Unauthorized immigrants made up nearly 5% of the U.S. workforce in 2017, while legal immigrants made up about 13% of workers.

In industries where the employer owns the business, immigrants accounted for more than a quarter of workers in the agricultural sector, which is the highest in the industry. Unauthorized (14%) and legal (15%) immigrants made up almost equal shares of agricultural workers.

Compared to their share in the total US workforce, a relatively high proportion of illegal immigrants also worked in industries such as construction (12%), leisure and hospitality (8%), personal and other services (7%), and manufacturing (6 %). While the share of legal immigrants in construction in the USA (13%) was similar to the share of illegal immigrants, legal immigrants accounted for a higher percentage of workers in personal and other services (15%), manufacturing (14%), and also in the field of leisure and hospitality (12%).

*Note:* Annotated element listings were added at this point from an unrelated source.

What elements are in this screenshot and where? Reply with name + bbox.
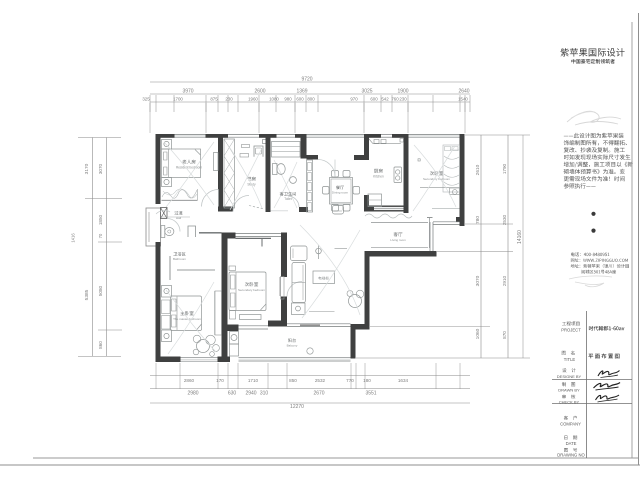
svg-text:Kitchen: Kitchen: [373, 175, 384, 179]
svg-text:600: 600: [296, 97, 304, 102]
svg-text:DRAWING NO: DRAWING NO: [557, 453, 585, 458]
svg-text:3970: 3970: [182, 88, 193, 94]
svg-text:860: 860: [98, 341, 103, 349]
svg-text:542: 542: [381, 97, 389, 102]
svg-text:980: 980: [284, 97, 292, 102]
svg-text:70: 70: [98, 233, 103, 238]
svg-text:970: 970: [350, 97, 358, 102]
svg-text:3070: 3070: [475, 275, 481, 286]
svg-text:1634: 1634: [398, 378, 409, 383]
svg-text:5385: 5385: [84, 289, 90, 300]
svg-text:Bathroom: Bathroom: [173, 257, 187, 261]
svg-text:2860: 2860: [184, 378, 195, 383]
svg-text:Hall: Hall: [176, 216, 182, 220]
svg-text:630: 630: [228, 391, 237, 397]
svg-text:DRAWN BY: DRAWN BY: [558, 388, 580, 393]
svg-text:3170: 3170: [84, 163, 90, 174]
svg-text:TITLE: TITLE: [564, 357, 576, 362]
svg-text:770: 770: [346, 378, 354, 383]
svg-text:2940: 2940: [245, 391, 256, 397]
svg-text:2980: 2980: [187, 391, 198, 397]
svg-text:2640: 2640: [458, 88, 469, 94]
svg-text:2600: 2600: [254, 88, 265, 94]
svg-text:230: 230: [225, 97, 233, 102]
svg-text:2610: 2610: [475, 164, 481, 175]
svg-text:Toilet: Toilet: [284, 197, 292, 201]
svg-text:Balcony: Balcony: [287, 344, 298, 348]
svg-text:1900: 1900: [397, 88, 408, 94]
svg-text:Resident bedroom: Resident bedroom: [176, 166, 202, 170]
svg-text:1700: 1700: [173, 97, 183, 102]
svg-text:CHECK BY: CHECK BY: [559, 399, 580, 404]
svg-text:310: 310: [260, 391, 269, 397]
svg-text:230: 230: [399, 97, 407, 102]
svg-text:1060: 1060: [475, 328, 481, 339]
svg-text:DESIGNE BY: DESIGNE BY: [557, 374, 582, 379]
svg-text:600: 600: [370, 97, 378, 102]
svg-text:COMPANY: COMPANY: [560, 421, 581, 426]
svg-text:1080: 1080: [269, 97, 279, 102]
svg-text:3025: 3025: [361, 88, 372, 94]
svg-text:Living room: Living room: [390, 238, 406, 242]
svg-text:1960: 1960: [248, 97, 258, 102]
svg-text:780: 780: [475, 216, 481, 224]
svg-text:1369: 1369: [296, 88, 307, 94]
svg-text:PROJECT: PROJECT: [561, 327, 581, 332]
svg-text:14160: 14160: [517, 230, 523, 244]
svg-text:DATE: DATE: [566, 441, 577, 446]
svg-text:850: 850: [289, 378, 297, 383]
svg-text:760: 760: [391, 97, 399, 102]
svg-text:800: 800: [307, 97, 315, 102]
svg-text:2532: 2532: [315, 378, 326, 383]
svg-text:325: 325: [142, 97, 150, 102]
svg-text:12270: 12270: [290, 404, 304, 410]
svg-text:2910: 2910: [502, 275, 507, 286]
svg-text:2530: 2530: [502, 214, 507, 225]
svg-text:1790: 1790: [502, 163, 507, 174]
svg-text:180: 180: [363, 378, 371, 383]
svg-text:5080: 5080: [98, 285, 103, 296]
svg-text:9720: 9720: [301, 77, 312, 83]
svg-text:2670: 2670: [313, 391, 324, 397]
svg-text:1710: 1710: [248, 378, 259, 383]
svg-text:1416: 1416: [71, 233, 76, 243]
svg-text:3070: 3070: [98, 163, 103, 174]
svg-text:Secondary bedroom: Secondary bedroom: [238, 288, 266, 292]
svg-text:875: 875: [210, 97, 218, 102]
svg-text:870: 870: [502, 331, 507, 339]
svg-text:1540: 1540: [458, 97, 468, 102]
svg-text:3551: 3551: [365, 391, 376, 397]
svg-text:1850: 1850: [98, 214, 103, 225]
svg-text:Dining room: Dining room: [332, 191, 349, 195]
svg-text:170: 170: [216, 378, 224, 383]
svg-text:Secondary bedroom: Secondary bedroom: [423, 177, 451, 181]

In terms of type of work, immigrants are most represented in agriculture, where as of 2017, illegal (22%) and legal (over 21%) immigrants accounted for more than four tenths of all workers. In construction jobs, unauthorized immigrants made up 15% of workers, more than three times their share of all U.S. workers. While 13% of legal immigrants worked in construction, similar to their share among workers overall.

Compared to their share in the total US workforce, unauthorized immigrants had a greater presence in manufacturing (8%), services (8%), and the transportation and material handling industries (6%). Meanwhile, the share of legal immigrants in these areas was similar to their share among the US workforce as a whole.